Hany Farid, seorang profesor di University of California, Berkeley yang berspesialisasi dalam forensik digital, menyebutkan bahwa jika seseorang berselancar cepat di media sosial, maka akan terlihat seperti berita dan terdengar seperti berita. Dan itulah bahayanya.

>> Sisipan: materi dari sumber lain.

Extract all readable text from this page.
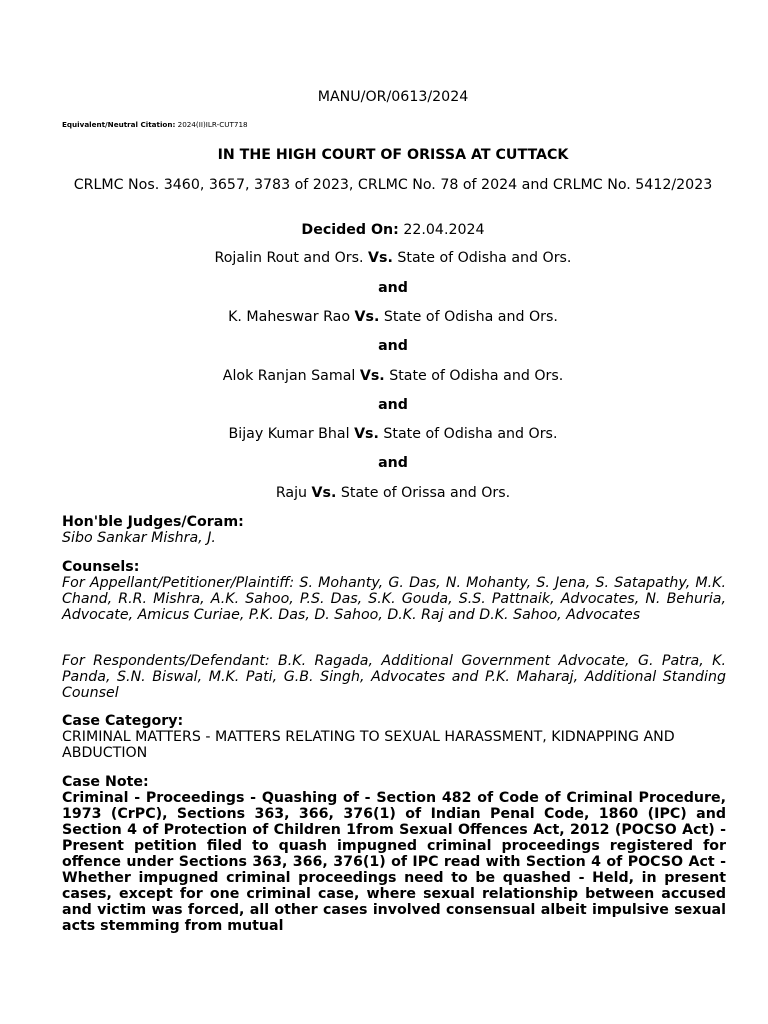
MANU/OR/0613/2024
Equivalent/Neutral Citation: 2024(II)ILR-CUT718
IN THE HIGH COURT OF ORISSA AT CUTTACK
CRLMC Nos. 3460, 3657, 3783 of 2023, CRLMC No. 78 of 2024 and CRLMC No. 5412/2023
Decided On: 22.04.2024
Rojalin Rout and Ors. Vs. State of Odisha and Ors.
and
K. Maheswar Rao Vs. State of Odisha and Ors.
and
Alok Ranjan Samal Vs. State of Odisha and Ors.
and
Bijay Kumar Bhal Vs. State of Odisha and Ors.
and
Raju Vs. State of Orissa and Ors.
Hon'ble Judges/Coram:
Sibo Sankar Mishra, J.
Counsels:
For Appellant/Petitioner/Plaintiff: S. Mohanty, G. Das, N. Mohanty, S. Jena, S. Satapathy, M.K. Chand, R.R. Mishra, A.K. Sahoo, P.S. Das, S.K. Gouda, S.S. Pattnaik, Advocates, N. Behuria, Advocate, Amicus Curiae, P.K. Das, D. Sahoo, D.K. Raj and D.K. Sahoo, Advocates
For Respondents/Defendant: B.K. Ragada, Additional Government Advocate, G. Patra, K. Panda, S.N. Biswal, M.K. Pati, G.B. Singh, Advocates and P.K. Maharaj, Additional Standing Counsel
Case Category:
CRIMINAL MATTERS - MATTERS RELATING TO SEXUAL HARASSMENT, KIDNAPPING AND ABDUCTION
Case Note:
Criminal - Proceedings - Quashing of - Section 482 of Code of Criminal Procedure, 1973 (CrPC), Sections 363, 366, 376(1) of Indian Penal Code, 1860 (IPC) and Section 4 of Protection of Children 1from Sexual Offences Act, 2012 (POCSO Act) - Present petition filed to quash impugned criminal proceedings registered for offence under Sections 363, 366, 376(1) of IPC read with Section 4 of POCSO Act - Whether impugned criminal proceedings need to be quashed - Held, in present cases, except for one criminal case, where sexual relationship between accused and victim was forced, all other cases involved consensual albeit impulsive sexual acts stemming from mutual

Dampak Siaran Berita Sintetis pada Media Sosial

Selama masa krisis, seperti kerusuhan atau peristiwa penting lainnya, klip-klip semacam ini sering muncul kembali untuk menciptakan kebingungan atau memberikan informasi yang salah. Misalnya, selama eskalasi konflik antara Israel dan Iran, banyak konten buatan AI muncul di TikTok dan platform lainnya, termasuk klaim palsu seperti Rusia bergabung dalam perang, Iran menyerang AS, atau Iran menembak jatuh pesawat B-2 AS.

Pada tahun 2024, peneliti Taiwan menemukan siaran berita sintetis di platform lokal yang menuduh politisi pro-independen melakukan korupsi. Klip-klip tersebut tidak hanya menyebarkan misinformasi, tetapi juga menimbulkan ketidakpercayaan terhadap media berita menjelang pemilu.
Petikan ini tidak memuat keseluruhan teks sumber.